Le rejet, voire l’annulation des élections et l’organisation d’une période de transition font consensus chez les manifestants indépendants et des partis d’opposition. Si ces derniers limitent leurs critiques à M. Bouteflika, il est peu probable qu’un nouveau président aux mêmes méthodes réponde aux préoccupations des premiers.
Les scénarios du régime pour préparer l’après-17 avril seront dès lors axés sur une transition hors élections. M. Bouteflika pourrait être déclaré incapable de gouverner pour des raisons de santé et se retirer en faveur d’un remplaçant adoubé par l’armée et le DRS sans repasser par le scrutin.
Autre schéma : un candidat comme Ali Benflis ou une nouvelle génération de militaires présentés comme neutres pourrait se charger de la supervision d’un conseil de transition où la société, les partis cooptés et boycottant seraient sollicités.

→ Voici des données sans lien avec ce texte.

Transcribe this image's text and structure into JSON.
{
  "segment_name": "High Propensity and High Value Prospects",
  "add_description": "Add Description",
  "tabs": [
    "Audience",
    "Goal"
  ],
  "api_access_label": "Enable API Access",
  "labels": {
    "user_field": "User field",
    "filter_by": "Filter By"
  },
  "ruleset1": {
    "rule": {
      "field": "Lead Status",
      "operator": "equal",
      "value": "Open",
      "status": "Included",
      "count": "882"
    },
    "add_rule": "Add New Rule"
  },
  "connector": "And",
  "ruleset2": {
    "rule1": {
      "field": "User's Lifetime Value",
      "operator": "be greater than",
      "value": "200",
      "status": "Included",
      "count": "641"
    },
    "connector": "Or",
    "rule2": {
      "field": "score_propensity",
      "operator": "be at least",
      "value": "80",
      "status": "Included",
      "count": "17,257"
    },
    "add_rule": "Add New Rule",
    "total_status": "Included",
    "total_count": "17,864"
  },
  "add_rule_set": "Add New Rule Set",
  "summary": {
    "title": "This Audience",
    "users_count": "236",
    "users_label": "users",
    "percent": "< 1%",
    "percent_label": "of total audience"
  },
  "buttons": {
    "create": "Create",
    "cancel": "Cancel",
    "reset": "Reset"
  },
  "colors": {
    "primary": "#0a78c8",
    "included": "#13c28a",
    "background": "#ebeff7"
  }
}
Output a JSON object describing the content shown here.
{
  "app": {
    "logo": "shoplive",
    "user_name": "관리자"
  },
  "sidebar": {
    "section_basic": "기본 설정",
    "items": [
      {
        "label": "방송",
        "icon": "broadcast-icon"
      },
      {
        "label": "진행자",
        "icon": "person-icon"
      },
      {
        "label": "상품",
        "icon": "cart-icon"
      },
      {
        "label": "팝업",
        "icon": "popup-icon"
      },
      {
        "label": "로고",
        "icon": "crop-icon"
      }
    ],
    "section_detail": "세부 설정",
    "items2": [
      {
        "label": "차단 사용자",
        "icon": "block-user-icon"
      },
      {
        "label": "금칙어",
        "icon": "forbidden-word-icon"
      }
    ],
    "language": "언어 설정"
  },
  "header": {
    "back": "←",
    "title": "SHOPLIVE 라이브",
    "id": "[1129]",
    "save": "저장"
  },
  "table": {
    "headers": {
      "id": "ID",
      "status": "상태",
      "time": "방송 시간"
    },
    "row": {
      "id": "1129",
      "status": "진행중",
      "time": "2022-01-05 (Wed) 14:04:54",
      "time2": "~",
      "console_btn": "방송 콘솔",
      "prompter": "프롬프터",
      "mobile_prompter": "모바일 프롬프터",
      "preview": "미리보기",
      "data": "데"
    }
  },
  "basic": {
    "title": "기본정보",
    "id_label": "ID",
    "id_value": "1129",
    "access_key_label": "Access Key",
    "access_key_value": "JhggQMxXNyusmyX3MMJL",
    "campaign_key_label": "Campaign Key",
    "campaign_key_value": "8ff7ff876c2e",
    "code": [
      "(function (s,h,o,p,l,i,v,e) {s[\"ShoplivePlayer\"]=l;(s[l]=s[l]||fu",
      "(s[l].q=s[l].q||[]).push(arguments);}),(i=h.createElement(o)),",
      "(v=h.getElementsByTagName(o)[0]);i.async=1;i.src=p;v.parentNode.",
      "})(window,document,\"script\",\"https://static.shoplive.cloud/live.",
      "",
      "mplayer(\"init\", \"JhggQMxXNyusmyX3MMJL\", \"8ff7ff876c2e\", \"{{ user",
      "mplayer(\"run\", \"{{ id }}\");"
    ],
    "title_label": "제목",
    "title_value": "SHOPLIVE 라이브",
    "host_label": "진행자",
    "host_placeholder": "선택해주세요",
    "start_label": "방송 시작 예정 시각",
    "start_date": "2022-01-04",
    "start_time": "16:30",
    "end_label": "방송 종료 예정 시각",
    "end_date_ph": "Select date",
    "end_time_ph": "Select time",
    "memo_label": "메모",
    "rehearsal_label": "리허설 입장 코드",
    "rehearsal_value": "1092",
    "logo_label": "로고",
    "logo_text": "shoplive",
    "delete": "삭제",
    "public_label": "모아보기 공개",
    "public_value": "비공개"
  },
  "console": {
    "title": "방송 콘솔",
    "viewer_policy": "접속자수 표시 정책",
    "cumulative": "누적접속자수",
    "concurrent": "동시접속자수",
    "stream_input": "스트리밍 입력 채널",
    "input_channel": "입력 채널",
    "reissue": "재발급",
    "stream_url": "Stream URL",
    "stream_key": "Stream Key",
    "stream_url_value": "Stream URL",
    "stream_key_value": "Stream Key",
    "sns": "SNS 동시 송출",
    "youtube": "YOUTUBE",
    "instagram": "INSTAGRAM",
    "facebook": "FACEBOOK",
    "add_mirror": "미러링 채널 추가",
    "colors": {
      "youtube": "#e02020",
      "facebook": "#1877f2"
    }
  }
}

En marginalisant M. Bouteflika et le DRS, l’illusion serait donnée que les conflits d’intérêts hérités de la guerre civile sont réglés. Il n’en sera rien sans l’établissement de règles transparentes sur la cohabitation des pouvoirs, d’une justice transitionnelle indépendante et la fin des réformes populistes.
Arguer du fait qu’il n’y a pas d’alternative organisée à la stabilité relative du système actuel, c’est oublier qu’une telle alternative ne pourra se construire qu’à travers l’établissement de consultations pluralistes sous le contrôle d’institutions neutres et transparentes. Une autre mise en scène transitionnelle anéantira ce qu’il reste au système de capacité de contrôle de ses propres conflits internes et de négociation avec les protestataires.